Part IV of the majority opinion indicates that the Council desired in the present case “to relocate the boundary between the R-30 area and the R-90 area” and quotes from the opinion of the Council that it found that the Glenmont area had changed from a single-family residential community to that of a rapidly expanding combination of commercial and multiple-family uses, that since the decision in the Marcus case the area had “continued on its rapid expansion of commercial and apartment-uses,” and for those reasons it found “no justification for hold*93ing the line at the same points as were warranted in 1963. It would seem more logical to extend the apartment use to R-14 at this time.” It is then stated in the majority opinion that this is considered to be a “text-book example of a ‘mere impermissible change of mind or heart’ ” referred to in several cases.

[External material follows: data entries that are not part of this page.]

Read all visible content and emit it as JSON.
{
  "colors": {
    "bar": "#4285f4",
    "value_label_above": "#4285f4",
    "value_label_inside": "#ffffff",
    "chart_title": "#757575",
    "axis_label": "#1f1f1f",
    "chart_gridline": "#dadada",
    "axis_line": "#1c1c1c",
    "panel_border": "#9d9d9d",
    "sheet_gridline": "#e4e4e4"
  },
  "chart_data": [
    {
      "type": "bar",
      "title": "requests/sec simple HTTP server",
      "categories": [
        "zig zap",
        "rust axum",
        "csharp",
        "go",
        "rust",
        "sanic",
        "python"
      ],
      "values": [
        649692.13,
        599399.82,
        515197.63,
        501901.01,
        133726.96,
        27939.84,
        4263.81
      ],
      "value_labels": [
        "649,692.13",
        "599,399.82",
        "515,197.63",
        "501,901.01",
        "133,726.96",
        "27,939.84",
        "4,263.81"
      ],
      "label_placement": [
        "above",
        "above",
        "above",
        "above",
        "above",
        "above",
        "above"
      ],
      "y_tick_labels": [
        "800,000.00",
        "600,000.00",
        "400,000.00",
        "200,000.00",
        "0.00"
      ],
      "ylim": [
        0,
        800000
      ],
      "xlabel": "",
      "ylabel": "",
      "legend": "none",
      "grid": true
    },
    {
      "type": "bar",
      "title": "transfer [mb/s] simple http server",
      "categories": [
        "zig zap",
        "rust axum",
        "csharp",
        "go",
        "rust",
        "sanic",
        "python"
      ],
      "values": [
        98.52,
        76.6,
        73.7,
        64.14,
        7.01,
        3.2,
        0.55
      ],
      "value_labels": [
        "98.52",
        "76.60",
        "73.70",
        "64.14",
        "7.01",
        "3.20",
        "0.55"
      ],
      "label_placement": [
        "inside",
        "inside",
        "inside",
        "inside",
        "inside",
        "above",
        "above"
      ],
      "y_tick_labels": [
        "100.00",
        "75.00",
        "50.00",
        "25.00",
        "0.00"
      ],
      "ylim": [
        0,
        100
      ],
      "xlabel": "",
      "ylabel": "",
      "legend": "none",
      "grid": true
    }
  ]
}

The Council granted the rezoning in the present case on August 9, 1966.
The mere passage of time — approximately three years — in the volatile zoning situation you have in Montgomery County, with the great influx of population and the almost daily changes in land values and living conditions, would seem to me to preclude the likelihood that the situation was substantially the same as the situation in 1963. The Council affirmatively found that the situation had changed in three years. The “mere change of mind” finding is only permissible when the situations involved are substantially the same.
I see no reason, however, why a legislative body, if it deems that it had previously made a mistake, cannot constitutionally “change its mind” and, if zoning concepts have changed or the ■over-all situation has changed, might not properly reach a different conclusion from one reached previously. Courts, although bound to apply the doctrine of stare decisis, reserve the right to “change their minds” if convinced an original decision was in error. I would think this right to “change one’s mind” would be even more applicable to legislative bodies. The true test, as I see it, in every case is whether the legislative action is arbitrary, unreasonable and capricious; if the action is not, it should be upheld. I cannot think that the Council’s action in the present case is unreasonable, arbitrary or capricious. On the contrary, the action seems to me to be entirely reasonable and should be affirmed.
I would affirm as to Part IIT in regard to the R-T rezoning, but reverse as to Parts I, II and IV.